Partitioning a table by date

Source: Internet
Author: User

An Internet statistics zoning problem using SpagoBI and hive?

1 originally based on the date of the partition and then splicing SQL will be very complex, need to judge in where conditions whether cross-year, cross-month, cross-day and other issues.

2 Hive's Custom function cannot return a string condition after a where condition for data filtering, but can return a Boolean for data filtering.

For example: Custom Function Date_where (StartTime, EndTime), the return format according to the start date and end date is:

Year=2015 and month=08 and day > 1 and Day < 10 stitching into where date_where ("2015-08-01", "2015-08-10") is not supported.


Second, based on the above problem, the partition is established by the date (DT)

Step1 Creating a Database

1 Create tvlog_test database tvlog_test;


STEP2 Creating a data table

1 Creating TVLOG_TCL data tables

CREATE table if not exists TVLOG_TEST.TVLOG_TCL (

ID string,

UserID String,

Channelid String,

ChannelName string,

Region string,

Channelcode String,

IP String,

StartTime String,

Endtime String,

Fromchannel String,

Tochannel String,

Mac String,

DeviceID String,

Dnum string

)

Partitioned by (DT string)

stored as ORC;

2 Creating Epg_wiki_info data tables

CREATE table if not exists tvlog_test.epg_wiki_info (

ID string,

Name String,

StartTime String,

Endtime String,

Wikiscreenshots Array<string>

Wikicover map<string, String>

Wikititle String,

tags array<string>

Wikiid String,

Channelcode String,

ChannelName string,

Timestamp string

)

Partitioned by (DT string)

stored as ORC;


STEP3 enable hive dynamic partition insertion

Set hive.exec.dynamic.partition=true;

Set hive.exec.dynamic.partition.mode=nonstrict;

Set hive.exec.max.dynamic.partitions.pernode=1000;


STEP4 Inserting data (2015-09-01 ~ 2015-09-05)

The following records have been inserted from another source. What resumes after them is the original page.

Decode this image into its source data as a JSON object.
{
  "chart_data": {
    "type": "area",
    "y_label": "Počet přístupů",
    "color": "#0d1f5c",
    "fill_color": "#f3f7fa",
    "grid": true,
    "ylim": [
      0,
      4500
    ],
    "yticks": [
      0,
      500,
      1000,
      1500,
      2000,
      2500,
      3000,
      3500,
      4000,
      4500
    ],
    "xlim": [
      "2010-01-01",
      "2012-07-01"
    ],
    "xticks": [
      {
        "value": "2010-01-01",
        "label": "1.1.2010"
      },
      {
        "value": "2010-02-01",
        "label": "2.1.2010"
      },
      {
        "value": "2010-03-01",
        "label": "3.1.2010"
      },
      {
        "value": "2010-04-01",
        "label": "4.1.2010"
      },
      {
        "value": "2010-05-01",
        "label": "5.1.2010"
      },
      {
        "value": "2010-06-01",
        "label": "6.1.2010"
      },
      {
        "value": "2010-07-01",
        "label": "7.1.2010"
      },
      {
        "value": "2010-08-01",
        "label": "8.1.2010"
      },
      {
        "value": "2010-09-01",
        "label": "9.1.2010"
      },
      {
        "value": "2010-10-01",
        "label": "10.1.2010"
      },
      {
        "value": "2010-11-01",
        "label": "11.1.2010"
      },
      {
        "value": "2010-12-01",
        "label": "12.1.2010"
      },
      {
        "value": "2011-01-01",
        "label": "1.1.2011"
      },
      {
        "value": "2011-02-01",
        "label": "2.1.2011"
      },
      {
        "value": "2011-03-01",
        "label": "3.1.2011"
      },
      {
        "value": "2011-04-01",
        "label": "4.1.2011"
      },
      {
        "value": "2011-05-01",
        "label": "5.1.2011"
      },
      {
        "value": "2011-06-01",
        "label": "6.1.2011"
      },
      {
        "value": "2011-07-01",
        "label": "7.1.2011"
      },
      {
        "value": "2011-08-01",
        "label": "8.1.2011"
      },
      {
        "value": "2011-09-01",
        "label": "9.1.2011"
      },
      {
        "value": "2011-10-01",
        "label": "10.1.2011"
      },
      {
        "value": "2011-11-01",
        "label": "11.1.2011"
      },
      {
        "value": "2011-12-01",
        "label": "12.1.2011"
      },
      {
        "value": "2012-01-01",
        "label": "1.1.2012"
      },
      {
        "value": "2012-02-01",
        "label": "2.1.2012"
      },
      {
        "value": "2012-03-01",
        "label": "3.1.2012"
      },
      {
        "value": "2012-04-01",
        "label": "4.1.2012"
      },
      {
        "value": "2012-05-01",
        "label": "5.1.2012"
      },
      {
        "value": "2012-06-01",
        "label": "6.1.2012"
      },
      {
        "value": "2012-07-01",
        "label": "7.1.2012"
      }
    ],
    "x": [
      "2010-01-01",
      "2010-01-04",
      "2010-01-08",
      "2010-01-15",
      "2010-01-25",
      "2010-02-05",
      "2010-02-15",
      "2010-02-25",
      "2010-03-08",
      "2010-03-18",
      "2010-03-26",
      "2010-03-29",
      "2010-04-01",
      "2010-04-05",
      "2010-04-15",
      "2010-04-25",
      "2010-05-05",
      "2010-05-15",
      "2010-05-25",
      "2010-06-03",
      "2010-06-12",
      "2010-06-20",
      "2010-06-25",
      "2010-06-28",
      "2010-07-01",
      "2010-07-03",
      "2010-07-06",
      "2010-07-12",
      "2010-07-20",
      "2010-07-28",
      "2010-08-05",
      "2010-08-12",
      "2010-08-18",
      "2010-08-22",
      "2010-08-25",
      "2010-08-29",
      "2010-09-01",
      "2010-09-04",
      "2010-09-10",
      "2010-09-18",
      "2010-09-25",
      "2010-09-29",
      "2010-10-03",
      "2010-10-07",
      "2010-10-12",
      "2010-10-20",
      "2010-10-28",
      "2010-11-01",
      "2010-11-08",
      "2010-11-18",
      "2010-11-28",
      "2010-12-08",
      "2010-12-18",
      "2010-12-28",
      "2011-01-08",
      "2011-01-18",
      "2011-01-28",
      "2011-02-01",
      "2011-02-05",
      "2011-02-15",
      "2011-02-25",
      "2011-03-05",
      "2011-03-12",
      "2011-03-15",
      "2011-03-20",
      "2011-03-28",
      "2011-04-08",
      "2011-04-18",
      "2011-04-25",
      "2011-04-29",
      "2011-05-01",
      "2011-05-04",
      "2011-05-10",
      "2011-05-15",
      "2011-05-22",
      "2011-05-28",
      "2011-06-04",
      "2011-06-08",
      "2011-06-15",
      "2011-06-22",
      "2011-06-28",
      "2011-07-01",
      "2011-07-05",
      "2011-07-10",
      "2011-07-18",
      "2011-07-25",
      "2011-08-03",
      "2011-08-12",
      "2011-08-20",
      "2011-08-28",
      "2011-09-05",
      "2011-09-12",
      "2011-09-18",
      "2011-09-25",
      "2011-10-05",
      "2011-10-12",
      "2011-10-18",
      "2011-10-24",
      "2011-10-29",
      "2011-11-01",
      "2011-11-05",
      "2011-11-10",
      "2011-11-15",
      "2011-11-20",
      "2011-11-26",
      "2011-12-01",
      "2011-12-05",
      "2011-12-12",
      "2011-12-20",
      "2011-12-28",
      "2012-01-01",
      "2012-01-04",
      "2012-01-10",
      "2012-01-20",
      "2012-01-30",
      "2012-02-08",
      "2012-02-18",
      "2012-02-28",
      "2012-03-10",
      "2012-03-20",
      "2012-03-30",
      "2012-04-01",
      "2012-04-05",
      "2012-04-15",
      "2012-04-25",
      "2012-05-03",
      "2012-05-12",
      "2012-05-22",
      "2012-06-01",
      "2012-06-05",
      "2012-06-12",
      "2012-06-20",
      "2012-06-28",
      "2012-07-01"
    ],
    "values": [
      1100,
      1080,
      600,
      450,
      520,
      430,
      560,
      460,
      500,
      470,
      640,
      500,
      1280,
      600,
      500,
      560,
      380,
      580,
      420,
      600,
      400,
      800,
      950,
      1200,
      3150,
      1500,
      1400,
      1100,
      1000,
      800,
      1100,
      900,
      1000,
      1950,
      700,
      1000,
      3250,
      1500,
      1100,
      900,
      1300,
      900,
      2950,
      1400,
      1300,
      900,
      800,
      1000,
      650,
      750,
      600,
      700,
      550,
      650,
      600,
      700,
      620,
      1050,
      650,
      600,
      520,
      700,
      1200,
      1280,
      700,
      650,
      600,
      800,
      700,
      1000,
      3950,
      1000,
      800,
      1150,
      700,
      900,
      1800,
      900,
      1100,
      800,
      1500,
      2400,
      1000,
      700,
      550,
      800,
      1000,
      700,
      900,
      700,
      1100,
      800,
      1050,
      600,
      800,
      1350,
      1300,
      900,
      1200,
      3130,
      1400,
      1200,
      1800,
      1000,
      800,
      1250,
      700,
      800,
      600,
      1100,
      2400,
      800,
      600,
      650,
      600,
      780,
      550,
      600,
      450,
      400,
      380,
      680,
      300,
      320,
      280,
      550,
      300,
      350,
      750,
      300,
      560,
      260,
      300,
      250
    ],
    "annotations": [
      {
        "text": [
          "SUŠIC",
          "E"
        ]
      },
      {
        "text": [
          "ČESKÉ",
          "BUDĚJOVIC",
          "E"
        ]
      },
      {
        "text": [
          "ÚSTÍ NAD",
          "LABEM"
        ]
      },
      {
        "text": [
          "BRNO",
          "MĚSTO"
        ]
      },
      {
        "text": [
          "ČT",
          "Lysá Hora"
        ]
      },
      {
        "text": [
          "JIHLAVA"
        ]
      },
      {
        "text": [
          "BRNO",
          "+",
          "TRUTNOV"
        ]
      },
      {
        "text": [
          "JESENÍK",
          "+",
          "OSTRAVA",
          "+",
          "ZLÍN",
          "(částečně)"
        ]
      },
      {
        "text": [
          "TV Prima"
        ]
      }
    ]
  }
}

1 inserting data into the TVLOG_TEST.TVLOG_TCL table

Insert Overwrite table TVLOG_TEST.TVLOG_TCL

Partition (DT)

Select ID, userid, Channelid, ChannelName, Region,

Channelcode, IP, StartTime, Endtime, Fromchannel,

Tochannel, Mac, DeviceID, dnum, DT

From TVLOG.TVLOG_TCL

Where year = + and month = 9 and (day between 1 and 5);


2 inserting data into the Tvlog_test.epg_wiki_info table

Insert Overwrite table Tvlog_test.epg_wiki_info

Partition (DT)

Select ID, name, StartTime, Endtime, Wikiscreenshots, Wikicover,

Wikititle, tags, wikiid, channelcode, channelname, timestamp, DT

From Tvlog.epg_wiki_info

where dt between ' 2015-09-01 ' and ' 2015-09-05 ';


Partitioning a table by date

Contact Us

The content source of this page is from Internet, which doesn't represent Alibaba Cloud's opinion; products and services mentioned on that page don't have any relationship with Alibaba Cloud. If the content of the page makes you feel confusing, please write us an email, we will handle the problem within 5 days after receiving your email.

If you find any instances of plagiarism from the community, please send an email to: info-contact@alibabacloud.com and provide relevant evidence. A staff member will contact you within 5 working days.

A Free Trial That Lets You Build Big!

Start building with 50+ products and up to 12 months usage for Elastic Compute Service

  • Sales Support

    1 on 1 presale consultation

  • After-Sales Support

    24/7 Technical Support 6 Free Tickets per Quarter Faster Response

  • Alibaba Cloud offers highly flexible support services tailored to meet your exact needs.